While yours will be completely unique from any other brand, it’s helpful to see what some examples look like – especially because there are a myriad of approaches, styles and formats you can use. As a starting point, take a look at these examples:
Source: Iris Tong Wu
This journey map example of a future journey for Carnegie Mellon University visualises the thoughts, feelings and actions the university wants its students to be having along with the touchpoints, devices, people and products it wants students to interact with.
With these goals in mind, the university has suggested changes for each phase and written scenarios, so stakeholders within the organisation can understand where they fit into a better user experience.
This example shows a “day in the life” format. Rather than focusing on the actions, mindsets and emotions involved with the user’s interaction with the products, the journey map addresses ALL the actions and emotions of the user on a normal day. This story can help the brand work out challenges and problems the user persona wants to solve.

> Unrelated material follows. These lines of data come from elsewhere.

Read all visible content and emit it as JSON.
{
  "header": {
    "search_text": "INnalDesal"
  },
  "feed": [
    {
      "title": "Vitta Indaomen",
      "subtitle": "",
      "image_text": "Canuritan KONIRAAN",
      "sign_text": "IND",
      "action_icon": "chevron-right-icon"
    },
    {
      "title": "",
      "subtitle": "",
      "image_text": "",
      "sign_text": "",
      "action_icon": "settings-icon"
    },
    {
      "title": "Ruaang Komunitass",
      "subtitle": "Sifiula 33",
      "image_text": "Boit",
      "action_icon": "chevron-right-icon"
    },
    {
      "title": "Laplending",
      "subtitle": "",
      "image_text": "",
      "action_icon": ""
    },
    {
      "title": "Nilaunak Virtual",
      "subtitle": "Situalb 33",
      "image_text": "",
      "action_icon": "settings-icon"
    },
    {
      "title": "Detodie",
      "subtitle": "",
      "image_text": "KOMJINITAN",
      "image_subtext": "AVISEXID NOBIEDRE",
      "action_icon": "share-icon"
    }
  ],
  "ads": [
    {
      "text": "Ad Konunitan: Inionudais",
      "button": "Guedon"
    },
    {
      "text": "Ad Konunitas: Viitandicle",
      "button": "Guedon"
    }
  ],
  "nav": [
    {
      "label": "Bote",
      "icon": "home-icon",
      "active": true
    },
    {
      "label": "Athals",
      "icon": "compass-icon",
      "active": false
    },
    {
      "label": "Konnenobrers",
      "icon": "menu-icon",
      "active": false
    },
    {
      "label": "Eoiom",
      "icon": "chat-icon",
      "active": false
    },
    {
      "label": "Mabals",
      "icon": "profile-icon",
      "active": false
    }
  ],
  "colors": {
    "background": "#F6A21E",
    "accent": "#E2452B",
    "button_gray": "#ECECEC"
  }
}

Source: Branding Strategy Insider
This detailed journey map shows the experience of a user with their first Uber ride. It clearly outlines the touch points, thoughts and emotions, and more. You’ll see it also has a clear persona description to explain who the user is.
A user journey map is a vital tool for marketers, UX designers, web designers and more. But it is only as useful as the opportunities you draw out of it and use to improve your product. Otherwise, it’s just a pretty picture that you spent a lot of time and effort on.
However you approach your user journey map, make it possible for everyone in your team to be part of the process and use the insights to make changes that will improve your product and UX and deliver outstanding business results.